Rice, the staple of Bengalis since ancient times, has remained untouched by the currents of religious change and its preparation has held to a continuing high standard. One crop a year was sufficient to sustain the people, providing ample leisure time for the Bengalis to pursue cultural ideals: folklore, music, and the culinary arts.
The 16th-century Mongol kings left their mark on the cooking of Northern India, which to this day is known as moghlai cooking. With the introduction of Islam, Bengali Moslems adopted dishes such as kababs, koftas and biriyani from their Moghul conquerors. But the major portion of Bengali Hindu cuisine retained its original characteristics except that the use of onion and garlic became more popular.
The European traders introduced food from the New World - potatoes, chillies, and tomatoes. Bengalis incorporated them into their diet, combining them with a variety of native ingredients creating new dishes.

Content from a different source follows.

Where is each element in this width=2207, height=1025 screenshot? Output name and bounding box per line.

Then as now, Bengali cooking is mostly confined to the home. Dishes are carefully prepared according to recipes handed down through generations. Modern Bengalis have become culinary innovators. They search for, and experiment with, foreign culinary ideas, incorporating such new food items as noodles, soy bean and custard into an increasingly cosmopolitan bill of fare. But in their hearts, they still delight in such traditional dishes as maacher chochori and rosogolla.